In April, Stand.Earth released an investigative report on Canada’s growing wood-pellet industry. Pellets are heavily subsidized and touted by our governments as a climate solution. However, growing the wood-pellet export industry in Canada doubles down on carbon emissions: first by instantly releasing a forest’s stored carbon at the smokestack, and second by further degrading forests, which are a critical ally in the fight against climate change.

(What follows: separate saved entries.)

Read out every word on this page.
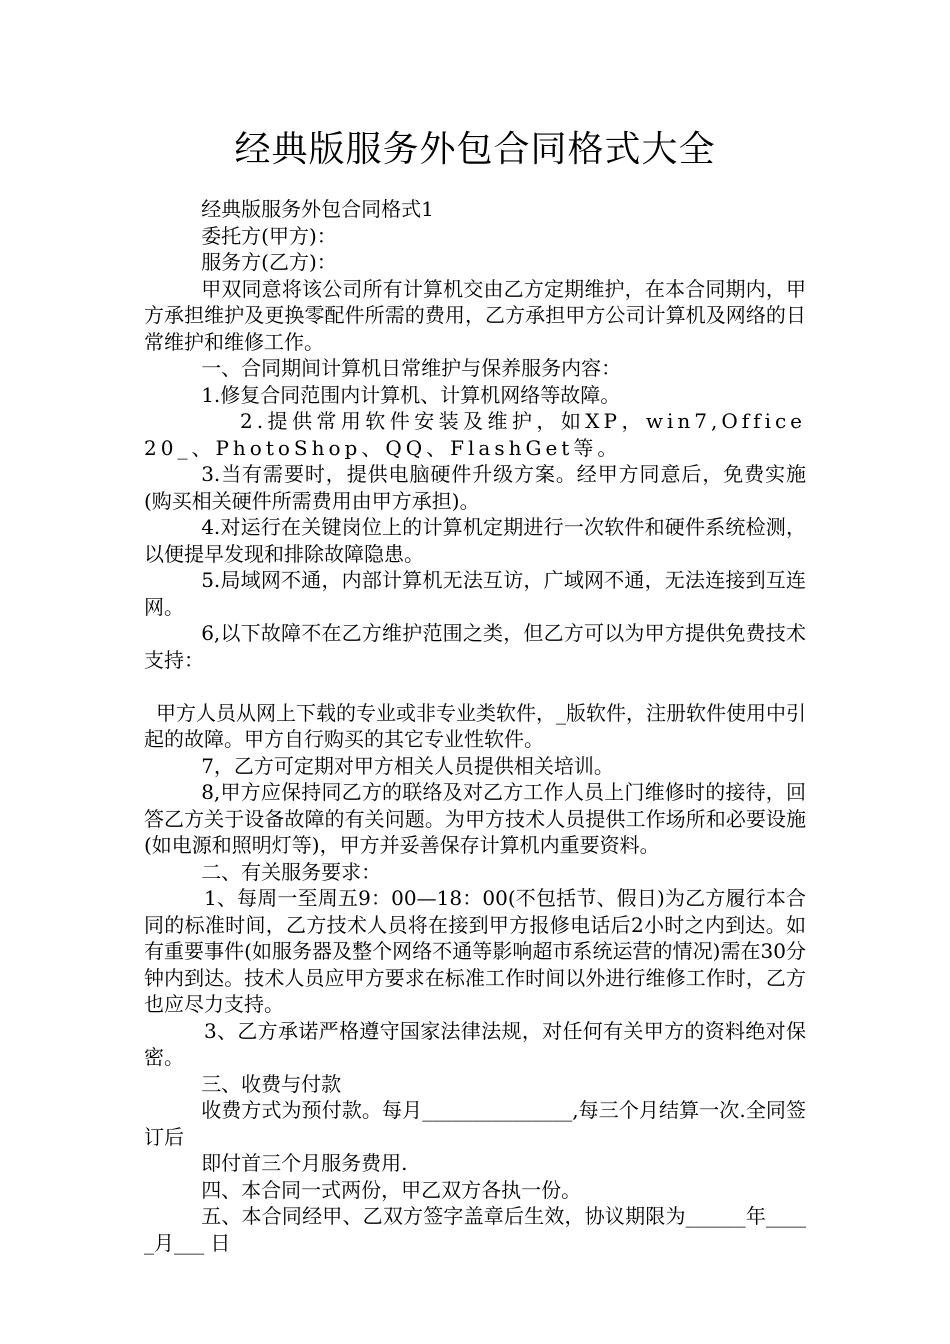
经典版服务外包合同格式大全

经典版服务外包合同格式1

委托方(甲方)：

服务方(乙方)：

甲双同意将该公司所有计算机交由乙方定期维护，在本合同期内，甲方承担维护及更换零配件所需的费用，乙方承担甲方公司计算机及网络的日常维护和维修工作。

一、合同期间计算机日常维护与保养服务内容：

1.修复合同范围内计算机、计算机网络等故障。

2.提供常用软件安装及维护，如XP，win7,Office20_、PhotoShop、QQ、FlashGet等。

3.当有需要时，提供电脑硬件升级方案。经甲方同意后，免费实施(购买相关硬件所需费用由甲方承担)。

4.对运行在关键岗位上的计算机定期进行一次软件和硬件系统检测，以便提早发现和排除故障隐患。

5.局域网不通，内部计算机无法互访，广域网不通，无法连接到互连网。

6,以下故障不在乙方维护范围之类，但乙方可以为甲方提供免费技术支持：

甲方人员从网上下载的专业或非专业类软件，_版软件，注册软件使用中引起的故障。甲方自行购买的其它专业性软件。

7，乙方可定期对甲方相关人员提供相关培训。

8,甲方应保持同乙方的联络及对乙方工作人员上门维修时的接待，回答乙方关于设备故障的有关问题。为甲方技术人员提供工作场所和必要设施(如电源和照明灯等)，甲方并妥善保存计算机内重要资料。

二、有关服务要求：

1、每周一至周五9：00—18：00(不包括节、假日)为乙方履行本合同的标准时间，乙方技术人员将在接到甲方报修电话后2小时之内到达。如有重要事件(如服务器及整个网络不通等影响超市系统运营的情况)需在30分钟内到达。技术人员应甲方要求在标准工作时间以外进行维修工作时，乙方也应尽力支持。

3、乙方承诺严格遵守国家法律法规，对任何有关甲方的资料绝对保密。

三、收费与付款

收费方式为预付款。每月_______________,每三个月结算一次.全同签订后

即付首三个月服务费用.

四、本合同一式两份，甲乙双方各执一份。

五、本合同经甲、乙双方签字盖章后生效，协议期限为______年_____月___ 日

In the words of scientist Bill Moomaw, professor emeritus at Tufts University and the author of several Intergovernmental Panel on Climate Change reports, “If we let some of our existing natural forests grow, we could remove an additional 10 to 20% of what we emit every year; instead, we’re paying subsidies to have people cut them down, burning them in place of coal, and counting it as zero carbon.”
Listen to the science.
We need to focus on protecting high biodiversity areas and carbon-rich primary, intact and old forest landscapes. For example, we are still allowing logging in critical caribou habitat (to make toilet paper) when our own scientists have said we need to protect those same forests.
This needs to stop now.
By supporting Indigenous Guardian programs, employment centred on land restoration, and economic diversification in forest communities, we can create more jobs. Canada could be a global leader and also make progress on reconciliation by committing to reach a 30% protected area target, with a majority of those lands integrating existing Indigenous Protected and Conserved Area (IPCA) proposals already submitted through Canada’s Target 1 process.

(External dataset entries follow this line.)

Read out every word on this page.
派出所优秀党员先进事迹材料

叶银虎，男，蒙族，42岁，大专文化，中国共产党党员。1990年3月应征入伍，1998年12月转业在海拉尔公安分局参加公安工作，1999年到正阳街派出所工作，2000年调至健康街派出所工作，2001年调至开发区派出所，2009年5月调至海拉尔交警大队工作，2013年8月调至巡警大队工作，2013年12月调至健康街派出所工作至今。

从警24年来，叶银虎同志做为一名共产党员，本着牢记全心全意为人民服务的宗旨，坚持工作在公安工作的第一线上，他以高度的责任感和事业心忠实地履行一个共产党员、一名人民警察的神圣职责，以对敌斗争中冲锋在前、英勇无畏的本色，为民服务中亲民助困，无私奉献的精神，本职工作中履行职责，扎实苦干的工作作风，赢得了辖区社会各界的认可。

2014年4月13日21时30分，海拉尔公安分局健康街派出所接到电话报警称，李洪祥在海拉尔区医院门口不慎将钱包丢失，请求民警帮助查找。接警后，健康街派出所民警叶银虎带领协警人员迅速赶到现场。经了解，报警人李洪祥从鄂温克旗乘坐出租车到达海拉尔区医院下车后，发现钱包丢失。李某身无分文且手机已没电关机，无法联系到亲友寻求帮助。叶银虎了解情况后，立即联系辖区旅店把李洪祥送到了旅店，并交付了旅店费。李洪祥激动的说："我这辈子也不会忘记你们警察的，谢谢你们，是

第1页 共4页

It is time to reimagine the wood-products industry in the same way that we are starting to reimagine the energy and oil sectors. We can add jobs and economic vitality with a value-added job strategy. We can build furniture, make things we need and create consistent employment in forest communities. And we can stop shipping raw logs and wood pellets while clearcutting the forests that are our planet’s carbon pools. We can explore alternate fibre supplies, recycled fibre and agricultural waste.
Rather than maintaining existing practices, which are still designed to ensure maximum extraction, we need to update forest practices to reflect adaptation science and ecosystem-based management that maintains or restores original forest complexity. This model can also transform forestry from boom and bust cycles, to add good jobs with built-in longevity: selective logging in forest ecosystems, investment in second-growth milling, and Forest Stewardship Council–certified logging will employ more people.
We need to get honest about industrial impacts on our forests and carbon accounting. A recent report from Wildlands League revealed that Canada is underreporting our rates of deforestation. New numbers show that approximately 21,700 hectares are deforested each year in Ontario due to roads and landings imposed by forestry in the boreal forest (roughly equivalent to 40,000 football fields). This is seven times greater than the reported deforestation rate by forestry for all of Canada, and these findings undermine the claim of “near zero deforestation” in Canada.
We also have a broken carbon accounting system when it comes to terrestrial carbon. We are not properly accounting for emissions from logging old forests or the methane emissions from peat and soil disturbance. A recent University of Waterloo paper looked at peat and soil disturbances from seismic lines used in oil and gas exploration in Alberta alone and found that these undocumented emissions would boost Canada’s national reporting of methane in the category of land use, land-use change and forestry by about 8%.
Instead of tearing down nature, we need to rebuild our systems and protect the abundance we have.